1) Seems 1 yr is the number. I called fishstone (who is very friendly and helpful btw) and they recommended 1 yr. It makes it tough for diyers who are just making small projects, but probably still cheaper than paying someone to do it. So, yes to all...poz and chems.

2) again, I would recommend fishstone. It sucks to have to mail order it, but they get it and will help to minimize the damage. 

3) I don't like dry ads. In my joe job, I flush chems, water and sand into the ground and dry ads are like the number one no-no. Batch mixing it isn't so bad. But, even when adding coloring one should mix the color into solution and then dose. It allows better control. The short answer is, the admix probably gets the job done, but having control over everything is best. 

4) Yes, I made my own sink mold from mdf and polyester resin. Depending on the shape, you may have to switch to polystyrene and epoxy. I found this article helpful. You can also buy sink molds from expressions. 

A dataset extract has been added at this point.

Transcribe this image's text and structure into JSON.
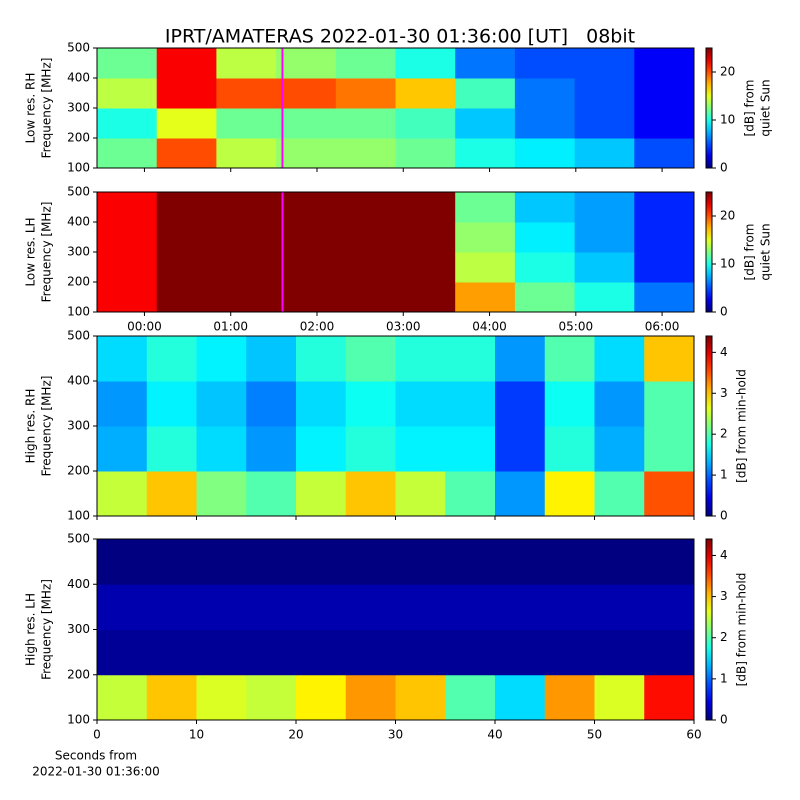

5) Last year I was buying northern white for around $0.03/lb. This year it's going for about $0.07/lb. In the sack is a lot more!


----------



## LanterDan

Thanks. That was the answer I was expecting on shelf life, but I'm still disappointed. Not only is there the expense of buying more than I need, but there is the hassle of disposing of it. 

I may do it anyway, or I may give the admix a try. Or I may stay with convention pre-cast I've done before. Or I may go corian. I keep going in circles.

I liked the mold article.


----------